Lúcia bateu de leve no ombro de Verônica, como quem a tranquilizava.

Verônica estava mesmo tensa. Depois do que Leonardo aprontara, ela tinha ficado com uma sombra na cabeça.

— Hoje...

Verônica lembrou de algo, abriu a boca e, no mesmo instante, fechou os lábios, engolindo as palavras.

— Se você quer dizer alguma coisa, diga.

Lúcia pareceu enxergar o que Verônica guardava. Havia uma clareza no olhar dela, refletindo o nó que não se desfazia entre as sobrancelhas de Verônica.

— N-nada. Não é nada.

Verônica não continuou, e Lúcia não insistiu.

Mas as duas se entenderam sem precisar falar: Lúcia sabia perfeitamente o que Verônica não tivera coragem de dizer.

Naquele dia, quem evitara as duas não tinha sido só Branca. Santiago também.

O fato de Verônica ter sido salva não fora coincidência, ela apenas não ousara pedir a Lúcia que confirmasse se tinha sido a pessoa que ela imaginava.

E, fora ele, não poderia ter sido mais ninguém.

Mas, mesmo que Santiago a tivesse salvado, o que isso provava?

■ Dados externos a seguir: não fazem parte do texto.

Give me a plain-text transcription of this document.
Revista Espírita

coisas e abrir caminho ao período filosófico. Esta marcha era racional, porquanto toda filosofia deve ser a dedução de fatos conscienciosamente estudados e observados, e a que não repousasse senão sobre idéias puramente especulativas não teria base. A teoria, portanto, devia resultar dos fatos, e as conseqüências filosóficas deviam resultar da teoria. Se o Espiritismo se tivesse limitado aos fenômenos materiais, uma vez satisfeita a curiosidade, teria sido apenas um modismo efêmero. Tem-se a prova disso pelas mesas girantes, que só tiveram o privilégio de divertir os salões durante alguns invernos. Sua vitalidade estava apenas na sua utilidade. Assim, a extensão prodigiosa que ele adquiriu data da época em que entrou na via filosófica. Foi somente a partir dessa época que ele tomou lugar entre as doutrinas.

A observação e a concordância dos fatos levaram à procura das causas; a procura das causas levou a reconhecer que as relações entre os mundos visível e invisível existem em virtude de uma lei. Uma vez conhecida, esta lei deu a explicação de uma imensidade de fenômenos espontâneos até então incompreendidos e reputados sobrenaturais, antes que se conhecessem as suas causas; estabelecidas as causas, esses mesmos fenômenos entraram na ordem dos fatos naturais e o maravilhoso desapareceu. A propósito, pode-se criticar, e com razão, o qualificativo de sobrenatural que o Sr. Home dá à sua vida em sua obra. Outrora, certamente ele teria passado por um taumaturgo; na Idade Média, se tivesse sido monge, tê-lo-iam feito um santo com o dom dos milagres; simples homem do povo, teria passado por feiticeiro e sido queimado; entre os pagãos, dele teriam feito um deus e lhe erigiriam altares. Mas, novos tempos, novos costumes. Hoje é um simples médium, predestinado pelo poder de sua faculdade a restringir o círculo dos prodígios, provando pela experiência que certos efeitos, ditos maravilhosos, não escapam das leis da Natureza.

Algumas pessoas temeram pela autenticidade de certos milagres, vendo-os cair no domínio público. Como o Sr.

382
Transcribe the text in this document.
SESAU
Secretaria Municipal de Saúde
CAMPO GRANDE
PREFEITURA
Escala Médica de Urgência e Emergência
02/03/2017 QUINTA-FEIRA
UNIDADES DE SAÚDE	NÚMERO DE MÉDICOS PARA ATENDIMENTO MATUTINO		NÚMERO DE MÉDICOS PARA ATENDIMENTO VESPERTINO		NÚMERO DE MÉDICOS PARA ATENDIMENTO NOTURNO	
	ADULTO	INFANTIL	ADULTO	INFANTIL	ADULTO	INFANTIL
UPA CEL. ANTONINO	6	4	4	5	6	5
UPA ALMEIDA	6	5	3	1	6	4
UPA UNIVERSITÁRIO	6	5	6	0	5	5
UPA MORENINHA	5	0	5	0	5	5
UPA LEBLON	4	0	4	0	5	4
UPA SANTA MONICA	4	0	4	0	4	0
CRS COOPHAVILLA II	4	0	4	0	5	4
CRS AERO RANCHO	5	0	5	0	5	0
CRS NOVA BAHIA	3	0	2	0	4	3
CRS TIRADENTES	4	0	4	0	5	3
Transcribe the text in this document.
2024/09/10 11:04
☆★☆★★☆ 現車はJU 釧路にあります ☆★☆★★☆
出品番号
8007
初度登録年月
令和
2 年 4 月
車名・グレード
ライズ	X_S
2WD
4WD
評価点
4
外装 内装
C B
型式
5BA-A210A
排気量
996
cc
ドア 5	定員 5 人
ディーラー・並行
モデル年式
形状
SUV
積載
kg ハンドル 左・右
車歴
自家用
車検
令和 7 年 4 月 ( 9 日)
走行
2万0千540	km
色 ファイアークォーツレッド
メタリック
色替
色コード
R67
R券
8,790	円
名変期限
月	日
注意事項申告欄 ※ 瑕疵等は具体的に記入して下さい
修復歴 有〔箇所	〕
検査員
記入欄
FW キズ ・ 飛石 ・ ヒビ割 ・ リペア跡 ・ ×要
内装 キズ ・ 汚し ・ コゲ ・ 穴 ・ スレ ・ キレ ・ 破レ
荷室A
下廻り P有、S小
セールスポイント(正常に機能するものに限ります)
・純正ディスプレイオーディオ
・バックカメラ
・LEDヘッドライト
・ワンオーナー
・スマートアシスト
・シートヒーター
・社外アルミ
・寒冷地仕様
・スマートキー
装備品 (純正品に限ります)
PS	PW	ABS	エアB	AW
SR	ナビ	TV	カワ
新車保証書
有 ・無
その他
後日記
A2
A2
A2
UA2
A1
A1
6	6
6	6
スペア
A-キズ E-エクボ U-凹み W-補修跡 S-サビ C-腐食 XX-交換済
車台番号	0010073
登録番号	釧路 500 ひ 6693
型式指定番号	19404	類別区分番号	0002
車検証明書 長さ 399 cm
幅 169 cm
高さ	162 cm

No fim, teria sido por Lúcia e Lorenzo.

Verônica achou que era mesmo sem dignidade: a pessoa que ela devia esquecer era justamente a que ela não conseguia apagar.

Por fim, tudo pareceu entrar numa pausa, e Lúcia finalmente pôde voltar cedo para casa e descansar.

Não imaginara que, antes mesmo de ir vê-la, Denise apareceria por conta própria.

De certo modo, foi como se as duas corressem uma para a outra.

— Não estou! A Denise não está brava! A Denise só quer a mamãe!

Denise franziu as sobrancelhinhas e balançou a cabeça com força, como um chocalho.

— E a mamãe também só quer a Denise.

Lúcia se comoveu e encheu as bochechas macias da filha de beijos estalados.

— Você voltou.

Mas, quando ia entrar com a menina, viu que ainda havia alguém parado junto à porta.

Antônio, raramente sem terno, usava um conjunto casual de alto padrão, confortável. Com os braços marcados pelas veias, carregava duas sacolas grandes, visivelmente pesadas.

— Mamãe! Foi o papai que me trouxe pra te ver. Eu queria comer a sua comida... e o papai comprou um monte de coisas gostosas!

Denise estava empolgada, mas, ao falar, observou cuidadosamente a expressão de Lúcia.